From: Will Drewry <wad@chromium.org>
To: linux-kernel@vger.kernel.org
Cc: linux-arch@vger.kernel.org, linux-doc@vger.kernel.org,
kernel-hardening@lists.openwall.com, netdev@vger.kernel.org,
x86@kernel.org, arnd@arndb.de, davem@davemloft.net,
hpa@zytor.com, mingo@redhat.com, oleg@redhat.com,
peterz@infradead.org, rdunlap@xenotime.net,
mcgrathr@chromium.org, tglx@linutronix.de, luto@mit.edu,
eparis@redhat.com, serge.hallyn@canonical.com, djm@mindrot.org,
scarybeasts@gmail.com, indan@nul.nu, pmoore@redhat.com,
akpm@linux-foundation.org, corbet@lwn.net,
eric.dumazet@gmail.com, markus@chromium.org,
coreyb@linux.vnet.ibm.com, keescook@chromium.org,
Will Drewry <wad@chromium.org>
Subject: [PATCH v12 01/13] sk_run_filter: add support for custom load_pointer
Date: Wed, 29 Feb 2012 17:53:28 -0600 [thread overview]
Message-ID: <1330559620-23543-1-git-send-email-wad@chromium.org> (raw)
This change allows CONFIG_SECCOMP to make use of BPF programs for
user-controlled system call filtering (as shown in this patch series).
To minimize the impact on existing BPF evaluation, function pointer
use must be declared at sk_chk_filter-time. This allows ancillary
load instructions to be generated that use the function pointer rather
than adding _any_ code to the existing LD_* instruction paths.
Crude performance numbers using udpflood -l 10000000 against dummy0.

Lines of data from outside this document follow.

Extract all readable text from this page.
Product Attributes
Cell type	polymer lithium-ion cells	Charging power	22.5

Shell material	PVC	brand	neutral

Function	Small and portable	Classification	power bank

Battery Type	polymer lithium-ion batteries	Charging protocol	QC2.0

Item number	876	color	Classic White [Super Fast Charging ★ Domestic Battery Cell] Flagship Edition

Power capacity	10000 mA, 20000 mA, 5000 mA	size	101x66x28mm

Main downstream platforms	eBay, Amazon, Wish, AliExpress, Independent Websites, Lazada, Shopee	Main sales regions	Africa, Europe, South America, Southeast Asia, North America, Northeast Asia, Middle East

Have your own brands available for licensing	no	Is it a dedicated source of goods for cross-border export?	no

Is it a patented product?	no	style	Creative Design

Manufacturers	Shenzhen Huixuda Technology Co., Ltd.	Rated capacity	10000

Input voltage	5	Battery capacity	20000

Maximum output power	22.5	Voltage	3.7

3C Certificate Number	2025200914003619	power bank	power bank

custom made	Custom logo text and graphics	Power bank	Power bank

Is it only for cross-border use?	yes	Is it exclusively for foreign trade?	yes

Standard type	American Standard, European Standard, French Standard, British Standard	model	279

3 trials just udpflooding, 3 with tcpdump. Averaged then differenced.
[v11 #s]
* x86 32-bit (Atom N570 @ 1.66 GHz 2 core HT) [stackprot]:
(tcpdump) (no bpf)
- Without: 88.19s - 70.98s = 17.21s
- With: 90.97s - 74.96s = 15.98s
- Slowdown per packet: -123 nanoseconds
* x86 64-bit (Atom N570 @ 1.66 GHz 2 core HT) [stackprot]:
(tcpdump) (no bpf)
- Without: 117.80s - 103.99s = 13.80s
- With: 116.81s - 101.85s = 14.96s
- Slowdown per packet: 116 nanoseconds
In this round of benchmarking, the gap seems narrower and I've attempted
to take extra steps to ensure a quiescent system (especially given the
wild variability I was seeing on 64-bit last time). It's not clear to
me if this overhead (on an Atom-class system) is acceptable or not.

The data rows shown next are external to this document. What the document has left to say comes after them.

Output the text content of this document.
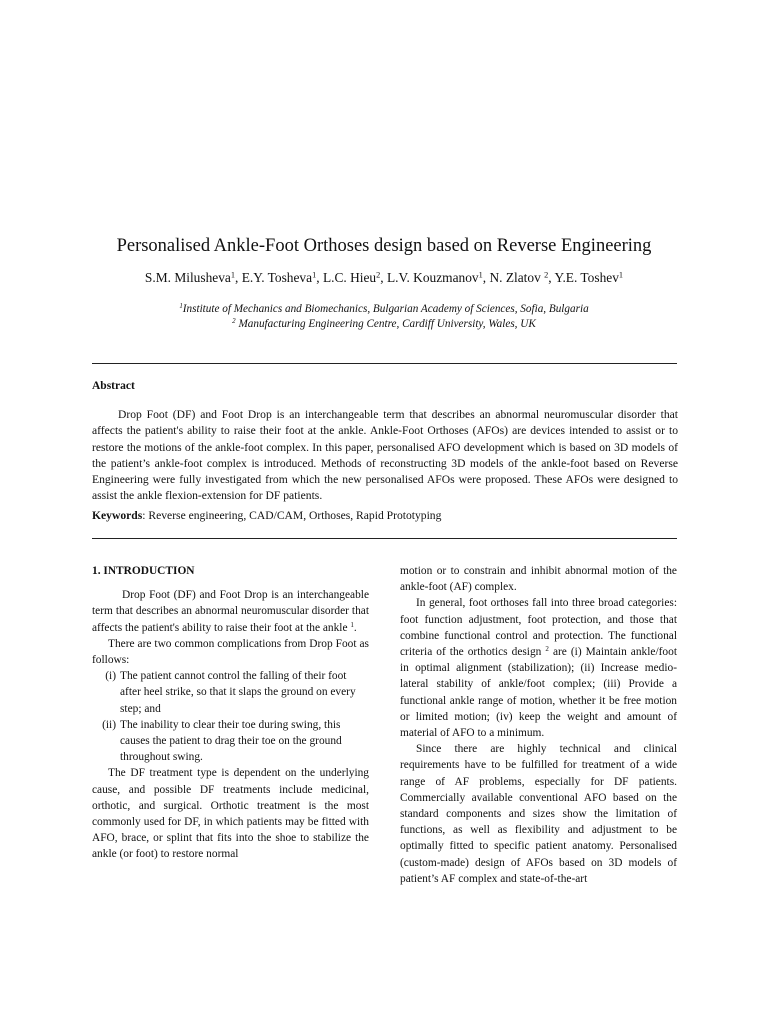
Personalised Ankle-Foot Orthoses design based on Reverse Engineering
S.M. Milusheva$^1$, E.Y. Tosheva$^1$, L.C. Hieu$^2$, L.V. Kouzmanov$^1$, N. Zlatov $^2$, Y.E. Toshev$^1$
$^1$Institute of Mechanics and Biomechanics, Bulgarian Academy of Sciences, Sofia, Bulgaria
$^2$ Manufacturing Engineering Centre, Cardiff University, Wales, UK
Abstract

Drop Foot (DF) and Foot Drop is an interchangeable term that describes an abnormal neuromuscular disorder that affects the patient's ability to raise their foot at the ankle. Ankle-Foot Orthoses (AFOs) are devices intended to assist or to restore the motions of the ankle-foot complex. In this paper, personalised AFO development which is based on 3D models of the patient’s ankle-foot complex is introduced. Methods of reconstructing 3D models of the ankle-foot based on Reverse Engineering were fully investigated from which the new personalised AFOs were proposed. These AFOs were designed to assist the ankle flexion-extension for DF patients.

Keywords: Reverse engineering, CAD/CAM, Orthoses, Rapid Prototyping
1. INTRODUCTION

Drop Foot (DF) and Foot Drop is an interchangeable term that describes an abnormal neuromuscular disorder that affects the patient's ability to raise their foot at the ankle $^1$.

There are two common complications from Drop Foot as follows:

(i) The patient cannot control the falling of their foot after heel strike, so that it slaps the ground on every step; and
(ii) The inability to clear their toe during swing, this causes the patient to drag their toe on the ground throughout swing.

The DF treatment type is dependent on the underlying cause, and possible DF treatments include medicinal, orthotic, and surgical. Orthotic treatment is the most commonly used for DF, in which patients may be fitted with AFO, brace, or splint that fits into the shoe to stabilize the ankle (or foot) to restore normal

motion or to constrain and inhibit abnormal motion of the ankle-foot (AF) complex.

In general, foot orthoses fall into three broad categories: foot function adjustment, foot protection, and those that combine functional control and protection. The functional criteria of the orthotics design $^2$ are (i) Maintain ankle/foot in optimal alignment (stabilization); (ii) Increase medio-lateral stability of ankle/foot complex; (iii) Provide a functional ankle range of motion, whether it be free motion or limited motion; (iv) keep the weight and amount of material of AFO to a minimum.

Since there are highly technical and clinical requirements have to be fulfilled for treatment of a wide range of AF problems, especially for DF patients. Commercially available conventional AFO based on the standard components and sizes show the limitation of functions, as well as flexibility and adjustment to be optimally fitted to specific patient anatomy. Personalised (custom-made) design of AFOs based on 3D models of patient’s AF complex and state-of-the-art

Irrespective, I had planned to follow on to this patch set updating
every in-kernel callsite of sk_run/chk_filter to use bpf_*_filter
directly and alleviate the bounce through. I was hoping that could be
done independently, however. If it would make sense to do that first
or just duplicate the sk_run_filter code in seccomp.c initially, please
let me know.
v11: - un-inline sk_*_filter to adhere to the existing export symbol use
and not break bpf_jit_free (markus@chromium.org)
- updated benchmarks
v10: - converted length to a u32 on the struct because it is passed in
at bpf_run_filter time anyway. (indan@nul.nu)
- added a comment about the LD_*_ falling through (joe@perches.com)
- more clean up (pointer->load, drop SKB macro, comments) (indan@nul.nu)
v9: - n/a
v8: - fixed variable positioning and bad cast (eric.dumazet@gmail.com)
- no longer passes A as a pointer (inspection of x86 asm shows A is
%ebx again; thanks eric.dumazet@gmail.com)
- cleaned up switch macros and expanded use
(joe@perches.com, indan@nul.nu)
- added length fn pointer and handled LD_W_LEN/LDX_W_LEN
- moved from a wrapping struct to a typedef for the function
pointer. (matches existing function pointer style)
- added comprehensive comment above the typedef.
- benchmarks
v7: - first cut
Signed-off-by: Will Drewry <wad@chromium.org>
---
include/linux/filter.h | 46 +++++++++++++++++++
net/core/filter.c | 117 +++++++++++++++++++++++++++++++++++++++++++++---
2 files changed, 157 insertions(+), 6 deletions(-)
diff --git a/include/linux/filter.h b/include/linux/filter.h
index 8eeb205..bdd02f9 100644
--- a/include/linux/filter.h
+++ b/include/linux/filter.h
@@ -110,6 +110,9 @@ struct sock_fprog { /* Required for SO_ATTACH_FILTER. */
*/
#define BPF_MEMWORDS 16
+/* BPF program (checking) flags */
+#define BPF_CHK_FLAGS_NO_SKB 1
+
/* RATIONALE. Negative offsets are invalid in BPF.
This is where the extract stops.